Business / Companies

Lenovo snaps up former Motorola employees

By Tuo Yannan (China Daily) Updated: 2012-10-20 10:13

Lenovo Group Ltd, China's largest PC maker, has taken on 40 former employees of rival Motorola Mobility Holdings Inc at its new Nanjing smartphone research and development center, and expects to take on double that number of former Motorola workers in the next six months.

Lenovo snaps up former Motorola employees

Chen Wenhui vice-president of Lenovo and general manager of phone research and development, said the new Lenovo center will be the Chinese company's fourth R&D center after Beijing, Shanghai and Xiamen.
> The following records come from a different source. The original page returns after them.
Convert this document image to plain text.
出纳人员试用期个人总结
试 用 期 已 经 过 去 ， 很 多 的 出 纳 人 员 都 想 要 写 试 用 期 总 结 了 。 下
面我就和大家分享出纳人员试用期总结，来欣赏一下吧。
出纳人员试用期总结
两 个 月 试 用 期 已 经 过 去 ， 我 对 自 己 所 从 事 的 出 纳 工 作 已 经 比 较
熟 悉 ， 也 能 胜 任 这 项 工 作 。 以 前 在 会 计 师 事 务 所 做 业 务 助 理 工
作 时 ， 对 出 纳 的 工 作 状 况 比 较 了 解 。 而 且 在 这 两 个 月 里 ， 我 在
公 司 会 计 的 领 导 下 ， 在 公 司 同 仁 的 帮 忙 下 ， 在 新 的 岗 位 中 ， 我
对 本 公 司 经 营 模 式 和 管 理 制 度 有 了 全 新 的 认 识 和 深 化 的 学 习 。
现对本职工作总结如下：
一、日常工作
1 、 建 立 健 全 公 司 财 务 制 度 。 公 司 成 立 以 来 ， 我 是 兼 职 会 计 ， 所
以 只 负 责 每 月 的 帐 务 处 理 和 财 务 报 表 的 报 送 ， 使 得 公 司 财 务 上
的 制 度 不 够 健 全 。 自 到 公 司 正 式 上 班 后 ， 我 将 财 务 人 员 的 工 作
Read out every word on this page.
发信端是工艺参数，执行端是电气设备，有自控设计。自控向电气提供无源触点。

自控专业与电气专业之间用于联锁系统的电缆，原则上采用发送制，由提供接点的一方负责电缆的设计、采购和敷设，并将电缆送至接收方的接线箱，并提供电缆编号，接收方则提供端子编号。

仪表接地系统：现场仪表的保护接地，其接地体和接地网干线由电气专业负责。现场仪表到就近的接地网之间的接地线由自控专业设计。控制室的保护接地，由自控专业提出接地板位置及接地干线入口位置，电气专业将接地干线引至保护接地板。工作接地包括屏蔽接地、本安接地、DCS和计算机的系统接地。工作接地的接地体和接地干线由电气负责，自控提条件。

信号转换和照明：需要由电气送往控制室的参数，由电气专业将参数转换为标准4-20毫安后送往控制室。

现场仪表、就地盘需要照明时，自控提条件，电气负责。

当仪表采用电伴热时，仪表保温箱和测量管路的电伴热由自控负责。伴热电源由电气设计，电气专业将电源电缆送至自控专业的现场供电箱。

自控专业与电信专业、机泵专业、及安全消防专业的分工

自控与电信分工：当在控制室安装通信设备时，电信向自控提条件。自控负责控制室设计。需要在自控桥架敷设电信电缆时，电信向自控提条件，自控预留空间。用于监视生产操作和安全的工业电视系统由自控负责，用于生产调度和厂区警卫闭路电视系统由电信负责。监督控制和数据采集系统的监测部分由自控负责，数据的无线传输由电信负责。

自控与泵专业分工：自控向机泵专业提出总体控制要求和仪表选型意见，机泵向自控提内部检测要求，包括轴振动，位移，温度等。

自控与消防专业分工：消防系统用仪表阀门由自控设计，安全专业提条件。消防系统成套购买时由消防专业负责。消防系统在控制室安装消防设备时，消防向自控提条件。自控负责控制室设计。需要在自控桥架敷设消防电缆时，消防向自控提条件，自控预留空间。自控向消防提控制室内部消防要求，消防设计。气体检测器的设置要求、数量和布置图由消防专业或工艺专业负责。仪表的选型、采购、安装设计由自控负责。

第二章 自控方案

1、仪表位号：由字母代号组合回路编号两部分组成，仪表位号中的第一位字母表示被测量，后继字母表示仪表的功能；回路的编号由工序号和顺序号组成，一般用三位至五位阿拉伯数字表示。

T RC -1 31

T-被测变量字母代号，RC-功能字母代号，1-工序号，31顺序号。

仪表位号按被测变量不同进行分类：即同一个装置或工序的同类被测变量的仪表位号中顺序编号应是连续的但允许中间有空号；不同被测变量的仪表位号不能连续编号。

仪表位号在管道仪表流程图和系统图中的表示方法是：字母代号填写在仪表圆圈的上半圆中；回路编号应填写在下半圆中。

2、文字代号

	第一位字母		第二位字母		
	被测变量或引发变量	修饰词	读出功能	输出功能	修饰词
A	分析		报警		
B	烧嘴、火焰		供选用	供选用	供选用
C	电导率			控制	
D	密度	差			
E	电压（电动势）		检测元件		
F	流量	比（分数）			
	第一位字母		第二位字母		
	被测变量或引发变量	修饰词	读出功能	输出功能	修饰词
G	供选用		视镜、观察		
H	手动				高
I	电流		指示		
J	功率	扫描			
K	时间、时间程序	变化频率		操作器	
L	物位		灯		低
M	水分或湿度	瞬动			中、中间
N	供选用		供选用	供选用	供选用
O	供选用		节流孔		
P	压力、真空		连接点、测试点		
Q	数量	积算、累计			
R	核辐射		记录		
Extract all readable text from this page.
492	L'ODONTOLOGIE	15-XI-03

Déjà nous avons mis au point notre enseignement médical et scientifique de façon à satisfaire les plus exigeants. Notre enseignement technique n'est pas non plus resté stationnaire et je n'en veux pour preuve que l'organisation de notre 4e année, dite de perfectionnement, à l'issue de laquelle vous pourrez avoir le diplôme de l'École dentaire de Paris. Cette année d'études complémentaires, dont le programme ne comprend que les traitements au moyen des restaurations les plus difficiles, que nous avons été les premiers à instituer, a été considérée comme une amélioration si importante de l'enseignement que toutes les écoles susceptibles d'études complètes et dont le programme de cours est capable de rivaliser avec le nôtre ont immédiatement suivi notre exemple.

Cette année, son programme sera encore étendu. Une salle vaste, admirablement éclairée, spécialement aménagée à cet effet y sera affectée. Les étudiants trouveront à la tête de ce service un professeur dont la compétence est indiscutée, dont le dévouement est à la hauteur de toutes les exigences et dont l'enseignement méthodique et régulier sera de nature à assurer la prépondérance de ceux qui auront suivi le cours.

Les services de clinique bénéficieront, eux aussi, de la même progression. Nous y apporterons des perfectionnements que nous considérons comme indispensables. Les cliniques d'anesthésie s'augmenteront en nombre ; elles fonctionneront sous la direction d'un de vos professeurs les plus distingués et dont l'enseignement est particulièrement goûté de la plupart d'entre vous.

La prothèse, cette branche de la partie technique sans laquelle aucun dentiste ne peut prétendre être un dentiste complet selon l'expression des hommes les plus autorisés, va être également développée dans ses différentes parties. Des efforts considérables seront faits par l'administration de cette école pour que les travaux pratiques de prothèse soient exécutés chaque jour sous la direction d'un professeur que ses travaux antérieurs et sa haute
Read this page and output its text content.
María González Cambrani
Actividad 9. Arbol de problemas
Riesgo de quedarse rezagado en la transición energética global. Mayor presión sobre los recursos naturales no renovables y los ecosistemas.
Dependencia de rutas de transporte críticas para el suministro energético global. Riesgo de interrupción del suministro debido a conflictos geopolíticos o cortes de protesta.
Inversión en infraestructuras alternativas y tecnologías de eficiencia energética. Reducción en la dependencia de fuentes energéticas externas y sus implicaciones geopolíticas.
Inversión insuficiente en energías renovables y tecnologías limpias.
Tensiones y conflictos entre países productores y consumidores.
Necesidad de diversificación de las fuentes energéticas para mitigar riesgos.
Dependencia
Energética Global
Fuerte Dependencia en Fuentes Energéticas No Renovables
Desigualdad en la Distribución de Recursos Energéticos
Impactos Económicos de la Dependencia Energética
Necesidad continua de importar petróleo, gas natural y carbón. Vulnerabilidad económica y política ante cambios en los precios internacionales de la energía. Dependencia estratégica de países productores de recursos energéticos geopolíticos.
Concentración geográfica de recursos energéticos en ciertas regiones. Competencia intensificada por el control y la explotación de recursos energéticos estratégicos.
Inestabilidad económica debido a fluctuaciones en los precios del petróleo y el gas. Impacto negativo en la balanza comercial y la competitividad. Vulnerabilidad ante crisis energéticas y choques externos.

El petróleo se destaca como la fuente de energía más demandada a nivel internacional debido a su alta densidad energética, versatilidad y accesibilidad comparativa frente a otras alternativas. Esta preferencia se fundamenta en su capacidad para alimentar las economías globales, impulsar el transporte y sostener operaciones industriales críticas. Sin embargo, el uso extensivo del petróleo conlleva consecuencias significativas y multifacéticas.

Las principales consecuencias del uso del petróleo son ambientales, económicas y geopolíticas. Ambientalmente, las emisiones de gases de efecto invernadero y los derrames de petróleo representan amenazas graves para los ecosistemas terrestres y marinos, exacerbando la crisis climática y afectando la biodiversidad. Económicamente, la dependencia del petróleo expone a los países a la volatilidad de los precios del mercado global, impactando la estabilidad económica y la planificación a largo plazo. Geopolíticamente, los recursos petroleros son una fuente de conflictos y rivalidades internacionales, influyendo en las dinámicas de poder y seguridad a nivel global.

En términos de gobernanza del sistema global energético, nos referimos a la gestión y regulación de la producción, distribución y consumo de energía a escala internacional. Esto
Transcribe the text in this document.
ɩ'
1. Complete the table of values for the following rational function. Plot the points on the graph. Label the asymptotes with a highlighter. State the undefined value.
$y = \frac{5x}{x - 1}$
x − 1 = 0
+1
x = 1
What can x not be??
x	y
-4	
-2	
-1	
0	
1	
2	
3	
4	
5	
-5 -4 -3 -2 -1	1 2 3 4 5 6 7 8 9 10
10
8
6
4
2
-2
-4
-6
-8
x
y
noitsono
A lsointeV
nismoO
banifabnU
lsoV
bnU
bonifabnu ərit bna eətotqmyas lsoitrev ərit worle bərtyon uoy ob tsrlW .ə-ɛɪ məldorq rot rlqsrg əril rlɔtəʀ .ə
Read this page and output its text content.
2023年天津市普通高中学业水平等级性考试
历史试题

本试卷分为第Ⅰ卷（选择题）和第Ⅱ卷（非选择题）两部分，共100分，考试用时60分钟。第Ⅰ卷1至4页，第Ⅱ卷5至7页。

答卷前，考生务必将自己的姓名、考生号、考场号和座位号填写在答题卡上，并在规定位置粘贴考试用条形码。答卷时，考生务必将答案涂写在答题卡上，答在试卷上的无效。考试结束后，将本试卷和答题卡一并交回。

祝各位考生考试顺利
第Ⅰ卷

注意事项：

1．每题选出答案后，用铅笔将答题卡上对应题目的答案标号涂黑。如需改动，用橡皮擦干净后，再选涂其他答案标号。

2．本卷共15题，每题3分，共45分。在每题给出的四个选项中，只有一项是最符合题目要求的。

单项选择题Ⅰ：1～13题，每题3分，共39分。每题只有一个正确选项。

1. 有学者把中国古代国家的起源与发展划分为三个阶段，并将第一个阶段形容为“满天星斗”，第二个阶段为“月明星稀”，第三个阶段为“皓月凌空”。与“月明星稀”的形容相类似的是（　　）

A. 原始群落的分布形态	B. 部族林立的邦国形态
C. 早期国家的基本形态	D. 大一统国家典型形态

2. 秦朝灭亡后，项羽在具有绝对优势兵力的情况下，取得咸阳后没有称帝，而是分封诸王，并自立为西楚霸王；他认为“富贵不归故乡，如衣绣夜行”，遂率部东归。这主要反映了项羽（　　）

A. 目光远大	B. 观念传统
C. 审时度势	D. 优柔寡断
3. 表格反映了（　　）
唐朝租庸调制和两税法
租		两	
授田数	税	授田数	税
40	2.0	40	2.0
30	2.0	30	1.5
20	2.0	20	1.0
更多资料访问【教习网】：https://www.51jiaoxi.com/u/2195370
The original plan was to build the fourth center in Wuhan, Hubei province.

"But once we knew Motorola was going to lay off employees, we went to Nanjing immediately," Chen said.

Motorola Mobility announced in August it planned to cut about 4,000 jobs, or 20 percent of its labor force, with two-thirds of the losses outside the United States, including layoffs in China.

Lenovo already has around 1,000 employees working on smartphone research and development, and the company has said it will place greater emphasis on Google Inc's Android system development.

The Nanjing center will mainly focus on overseas business development and smartphone technology research, but Chen added that taking on former Motorola talent will help it improve the company's overseas market research, because Motorola had many long-serving staff with wide overseas experience.

The Chinese company surpassed US-based IT giant Apple Inc in China's smartphone market in the second quarter of 2012, according to US-based IT research company International Data Corp.

IDC data showed Lenovo held an 11.74 percent market share, against Apple's 10.41 percent during the second quarter.

"A year ago, Lenovo's market share was only 1.14 percent in the Chinese smartphone market, but now it has become the industry's second-largest player," said Wang Jiping, a senior analyst with IDC.

According to Lenovo, the company sold about 6 million smartphones last year, and the aim is to sell 20 million this year in the Chinese market.

Chen added that employing former Motorola employees will play an important role in Lenovo's global expansion plan, which most recently saw it enter Indonesia in August, selling 20,000 of its S880 smartphones in the first week.

Chen said the company plans to enter four more overseas markets soon, including India and Russia.

China surpassed the United States to become the largest market for smartphones this year. The country is expected to see sales of 185 million smartphones in 2012, according to IDC.